In more than 10 years of working in experiential education, in some of the world's most stunning environments, I could count on two hands the number of times I've seen endangered and beautiful wildlife in such close proximity and abundance naturally in the wild. What a truly incredible experience!


Smart Phones to the Sky


But back to my students. Finally, with a few nudges they noticed some commotion and glanced up to see the wildlife spectacle going on above their heads. And then... wait... you guessed it... they turned their smart phones to the sky and began live video recording the animals. I thought to myself "Wait, if you just want to watch wildlife through a screen, why not stay at home and watch the National Geographic channel on TV instead?!"


"Unless children are immersed in outdoor play from early childhood and learn to become ecologically literate, how can we expect them to take an active interest in environmental issues further down the line?"

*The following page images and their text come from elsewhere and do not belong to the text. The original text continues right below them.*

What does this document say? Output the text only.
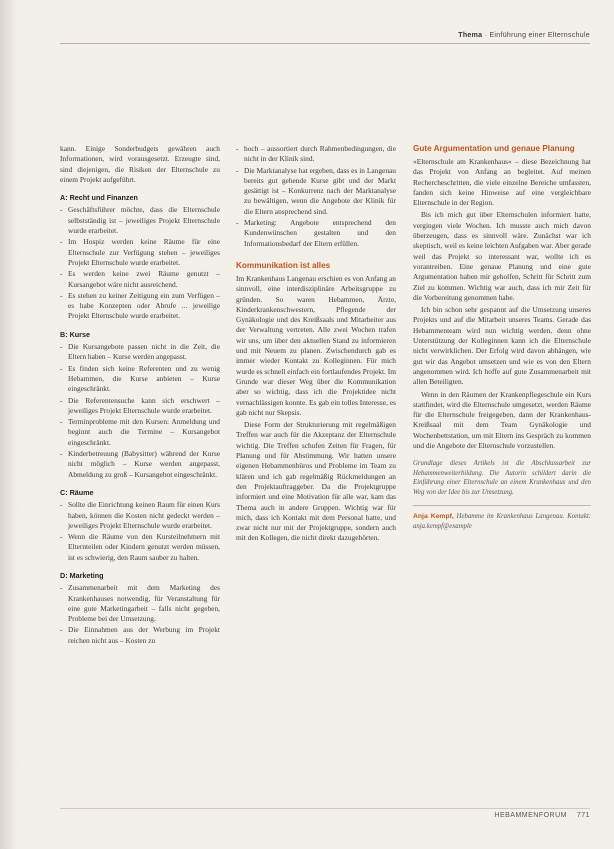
Thema · Einführung einer Elternschule

kann. Einige Sonderbudgets gewähren auch Informationen, wird vorausgesetzt. Erzeugte sind, sind diejenigen, die Risiken der Elternschule zu einem Projekt aufgeführt.

A: Recht und Finanzen
- Geschäftsführer möchte, dass die Elternschule selbstständig ist – jeweiliges Projekt Elternschule wurde erarbeitet.
- Im Hospiz werden keine Räume für eine Elternschule zur Verfügung stehen – jeweiliges Projekt Elternschule wurde erarbeitet.
- Es werden keine zwei Räume genutzt – Kursangebot wäre nicht ausreichend.
- Es stehen zu keiner Zeitigung ein zum Verfügen – es habe Konzepten oder Abrufe ... jeweilige Projekt Elternschule wurde erarbeitet.
B: Kurse
- Die Kursangebote passen nicht in die Zeit, die Eltern haben – Kurse werden angepasst.
- Es finden sich keine Referenten und zu wenig Hebammen, die Kurse anbieten – Kurse eingeschränkt.
- Die Referentensuche kann sich erschwert – jeweiliges Projekt Elternschule wurde erarbeitet.
- Terminprobleme mit den Kursen: Anmeldung und beginnt auch die Termine – Kursangebot eingeschränkt.
- Kinderbetreuung (Babysitter) während der Kurse nicht möglich – Kurse werden angepasst, Abmeldung zu groß – Kursangebot eingeschränkt.
C: Räume
- Sollte die Einrichtung keinen Raum für einen Kurs haben, können die Kosten nicht gedeckt werden – jeweiliges Projekt Elternschule wurde erarbeitet.
- Wenn die Räume von den Kursteilnehmern mit Elternteilen oder Kindern genutzt werden müssen, ist es schwierig, den Raum sauber zu halten.
D: Marketing
- Zusammenarbeit mit dem Marketing des Krankenhauses notwendig, für Veranstaltung für eine gute Marketingarbeit – falls nicht gegeben, Probleme bei der Umsetzung.
- Die Einnahmen aus der Werbung im Projekt reichen nicht aus – Kosten zu
- hoch – aussortiert durch Rahmenbedingungen, die nicht in der Klinik sind.
- Die Marktanalyse hat ergeben, dass es in Langenau bereits gut gehende Kurse gibt und der Markt gesättigt ist – Konkurrenz nach der Marktanalyse zu bewältigen, wenn die Angebote der Klinik für die Eltern ansprechend sind.
- Marketing: Angebote entsprechend den Kundenwünschen gestalten und den Informationsbedarf der Eltern erfüllen.
Kommunikation ist alles

Im Krankenhaus Langenau erschien es von Anfang an sinnvoll, eine interdisziplinäre Arbeitsgruppe zu gründen. So waren Hebammen, Ärzte, Kinderkrankenschwestern, Pflegende der Gynäkologie und des Kreißsaals und Mitarbeiter aus der Verwaltung vertreten. Alle zwei Wochen trafen wir uns, um über den aktuellen Stand zu informieren und mit Neuem zu planen. Zwischendurch gab es immer wieder Kontakt zu Kolleginnen. Für mich wurde es schnell einfach ein fortlaufendes Projekt. Im Grunde war dieser Weg über die Kommunikation aber so wichtig, dass ich die Projektidee nicht vernachlässigen konnte. Es gab ein tolles Interesse, es gab nicht nur Skepsis.

Diese Form der Strukturierung mit regelmäßigen Treffen war auch für die Akzeptanz der Elternschule wichtig. Die Treffen schufen Zeiten für Fragen, für Planung und für Abstimmung. Wir hatten unsere eigenen Hebammenbüros und Probleme im Team zu klären und ich gab regelmäßig Rückmeldungen an den Projektauftraggeber. Da die Projektgruppe informiert und eine Motivation für alle war, kam das Thema auch in andere Gruppen. Wichtig war für mich, dass ich Kontakt mit dem Personal hatte, und zwar nicht nur mit der Projektgruppe, sondern auch mit den Kollegen, die nicht direkt dazugehörten.

Gute Argumentation und genaue Planung

»Elternschule am Krankenhaus« – diese Bezeichnung hat das Projekt von Anfang an begleitet. Auf meinen Rechercheschritten, die viele einzelne Bereiche umfassten, fanden sich keine Hinweise auf eine vergleichbare Elternschule in der Region.

Bis ich mich gut über Elternschulen informiert hatte, vergingen viele Wochen. Ich musste auch mich davon überzeugen, dass es sinnvoll wäre. Zunächst war ich skeptisch, weil es keine leichten Aufgaben war. Aber gerade weil das Projekt so interessant war, wollte ich es vorantreiben. Eine genaue Planung und eine gute Argumentation haben mir geholfen, Schritt für Schritt zum Ziel zu kommen. Wichtig war auch, dass ich mir Zeit für die Vorbereitung genommen habe.

Ich bin schon sehr gespannt auf die Umsetzung unseres Projekts und auf die Mitarbeit unseres Teams. Gerade das Hebammenteam wird nun wichtig werden, denn ohne Unterstützung der Kolleginnen kann ich die Elternschule nicht verwirklichen. Der Erfolg wird davon abhängen, wie gut wir das Angebot umsetzen und wie es von den Eltern angenommen wird. Ich hoffe auf gute Zusammenarbeit mit allen Beteiligten.

Wenn in den Räumen der Krankenpflegeschule ein Kurs stattfindet, wird die Elternschule umgesetzt, werden Räume für die Elternschule freigegeben, dann der Krankenhaus-Kreißsaal mit dem Team Gynäkologie und Wochenbettstation, um mit Eltern ins Gespräch zu kommen und die Angebote der Elternschule vorzustellen.

Grundlage dieses Artikels ist die Abschlussarbeit zur Hebammenweiterbildung. Die Autorin schildert darin die Einführung einer Elternschule an einem Krankenhaus und den Weg von der Idee bis zur Umsetzung.
Anja Kempf, Hebamme im Krankenhaus Langenau. Kontakt: anja.kempf@example
HEBAMMENFORUM 771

After 15 seconds of video recording, one of my female students said loudly "Okay, seen it. Got it on video. Can we go now sir?" And then it struck me. Nowadays children don't just consume products (like clothes, music, movies and video games), but they even consume experiences. By simply ticking them off with what I call the "Seen It, Done It!" mentality, they seem to move rapidly from one experience to the next, without ever really enjoying or gaining anything from any of them. Deeply troubled, my team and I immediately banned all devices and requested that the students left their phones, mp3s and tablets in the vans. No photos. No music. No social media. No calls. Absolutely nothing tech related for the next few hours.


I must point out that permitting teens to use their devices in school or on outdoor education trips can be something of a grey area. I must admit, smart devices can come in handy for researching, as calculators or as cameras. There are even apps designed to aid identifying species of wild herbs and plants, which can help support the learning process and spark interest among children. Add the fact that lots of parents want their kids to be connected and contactable around the clock, and device usage can quickly become a controversial issue for parents, teachers and students alike.



The Future is Green, Not Screens!


Is this the future of the next generation? Will they be burying their heads in viral YouTube videos rather than reading books? Will they be viewing wildlife through video screens rather than with their own eyes? Will they be playing virtual reality sports on computer consoles rather than actively playing?


"In more than 10 years of working in experiential education, in some of the world's most stunning environments, I could count on two hands the number of times I've seen endangered and beautiful wildlife in such close proximity and abundance naturally in the wild."

Unless we intervene soon, I fear this is exactly the way we might be heading. Unless children are immersed in outdoor play from early childhood and learn to become ecologically literate, how can we expect them to take an active interest in environmental issues further down the line? How can kids develop a deep appreciation of the beauty and complexity of the natural world unless they're regularly experiencing it first-hand? How can we teach children how to occupy themselves without a device and fully appreciate their experiences in nature?


Reconnecting Youth to Nature


Interestingly, once banned my teenage students were predictably upset and pleaded with our team to reverse our decision. But eventually it forced them to talk to each other and take a more active interest in their surroundings. They asked our Park Rangers questions. They laughed and joked. And suddenly I felt a warm feeling and I realized all was not lost. We can connect children to nature, but we must do it now and we must do it soon through hands-on, place-based learning experiences that bring the natural planet to life outside the classroom.